“Un fiore per chi ci ha regalato la libertà”

Bologna, 14 ago. – Quest’anno i fiori sotto la lapide di Irma Bandiera sono freschi. Bologna stavolta non si è dimenticata della partigiana Mimma.

Lo scorso anno andò diversamente, e lo scrivemmo qui. In questi mesi Bologna ha rimediato e in più occasioni, nel Settantesimo della Liberazione, ha ricordato la figura della partigiana uccisa e abbandonata cadavere a pochi metri dalla casa dei propri genitori, il 14 agosto 1944. Lei, giovane di buona famiglia che scelse la lotta armata contro fascisti e nazisti, fu arrestata la sera del 7 agosto 1944 di ritorno da una missione a Castelmaggiore.
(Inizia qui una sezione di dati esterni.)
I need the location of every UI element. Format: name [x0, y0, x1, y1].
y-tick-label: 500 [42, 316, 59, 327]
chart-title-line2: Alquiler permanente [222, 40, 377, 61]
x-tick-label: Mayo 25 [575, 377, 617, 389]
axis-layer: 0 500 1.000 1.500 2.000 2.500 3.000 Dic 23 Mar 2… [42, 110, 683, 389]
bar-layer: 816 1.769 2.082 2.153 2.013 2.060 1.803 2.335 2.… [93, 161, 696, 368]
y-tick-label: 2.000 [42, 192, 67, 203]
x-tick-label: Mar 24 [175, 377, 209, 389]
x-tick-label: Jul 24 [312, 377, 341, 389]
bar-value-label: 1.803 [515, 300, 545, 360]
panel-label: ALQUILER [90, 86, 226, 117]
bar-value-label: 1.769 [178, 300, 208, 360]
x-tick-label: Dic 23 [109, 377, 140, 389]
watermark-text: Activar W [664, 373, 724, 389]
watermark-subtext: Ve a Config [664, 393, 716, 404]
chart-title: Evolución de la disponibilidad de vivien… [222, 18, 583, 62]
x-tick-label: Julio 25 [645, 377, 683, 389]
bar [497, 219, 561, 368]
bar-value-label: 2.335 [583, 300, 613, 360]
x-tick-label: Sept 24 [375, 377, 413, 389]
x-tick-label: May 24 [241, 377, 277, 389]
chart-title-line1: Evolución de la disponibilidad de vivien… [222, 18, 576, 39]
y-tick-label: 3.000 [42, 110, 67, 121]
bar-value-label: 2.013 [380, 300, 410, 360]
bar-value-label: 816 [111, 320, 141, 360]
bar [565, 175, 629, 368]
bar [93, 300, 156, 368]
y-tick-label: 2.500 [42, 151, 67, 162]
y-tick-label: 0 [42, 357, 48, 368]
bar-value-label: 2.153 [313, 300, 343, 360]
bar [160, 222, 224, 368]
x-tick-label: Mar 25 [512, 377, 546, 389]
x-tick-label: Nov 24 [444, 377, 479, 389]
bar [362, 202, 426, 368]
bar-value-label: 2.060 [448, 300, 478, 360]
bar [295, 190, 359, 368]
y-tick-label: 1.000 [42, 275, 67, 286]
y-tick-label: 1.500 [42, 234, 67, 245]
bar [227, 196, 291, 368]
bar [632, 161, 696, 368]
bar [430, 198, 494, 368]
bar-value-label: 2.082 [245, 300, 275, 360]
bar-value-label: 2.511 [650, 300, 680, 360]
La presero i fascisti della Tartarotti, la interrogarono per giorni: volevano sapere dove si nascondevano i partigiani della VII Brigata Gap. La torturarono per giorni senza riuscire a cavarle una sola informazione. Il 14 agosto la abbandonarono cadavere nella via che ora porta il suo nome. Aveva 29 anni, quando l’uccisero. Era nata l’8 aprile 1915 e quest’anno sarebbe stato il suo centesimo compleanno. Il Comune di Bologna, insieme all’Anpi e ad altre associazioni, l’ha celebrato con i dovuti onori.

E oggi, 71esimo anniversario della sua morte, Irma Bandiera è stata ricordata anche da chi non ha incarichi istituzionali. Sotto al sua lapide, infatti, sono spuntati alcuni mazzi di fiori freschi. Uno lo ha portato Chiara Di Stefano che descrive il suo gesto come un segno di gratitudine verso chi oltre settant’anni fa fece una scelta. “Fece la scelta giusta” anche se difficile e non scontata, una scelta “a cui non dobbiamo la nostra libertà”. Per questo Chiara, finito il lavoro, ha attraversato la città e ha portato un mazzo di fiori rossi in via Irma Bandiera. Anche questo un modo per “fare memoria”: “Bologna è piena di lapidi- dice Chiara- in molte delle strade che noi attraversiamo c’è una lapide che ricorda qualcuno morto per la nostra libertà”. “La cosa bella- dice Chiara- sarebbe se tutti noi che passiamo davanti ad una lapide sapessimo qualcosa di più sulla storia della persona lì ricordata”. Per questo è nata la pagina FacebookStrade di Resistenza“, per cercare di edificare dal basso una struttura solida di memoria della Resistenza servendosi di fondamenta fisiche: le tante lapidi e i monumenti dedicati alle partigiane e ai partigiani di cui sono disseminate le strade di Bologna. “Culturalmente una base l’abbiamo- dice Chiara Di Stefano-, ora bisogna solo andare sotto le lapidi e, simbolicamente, dare una spolverata”.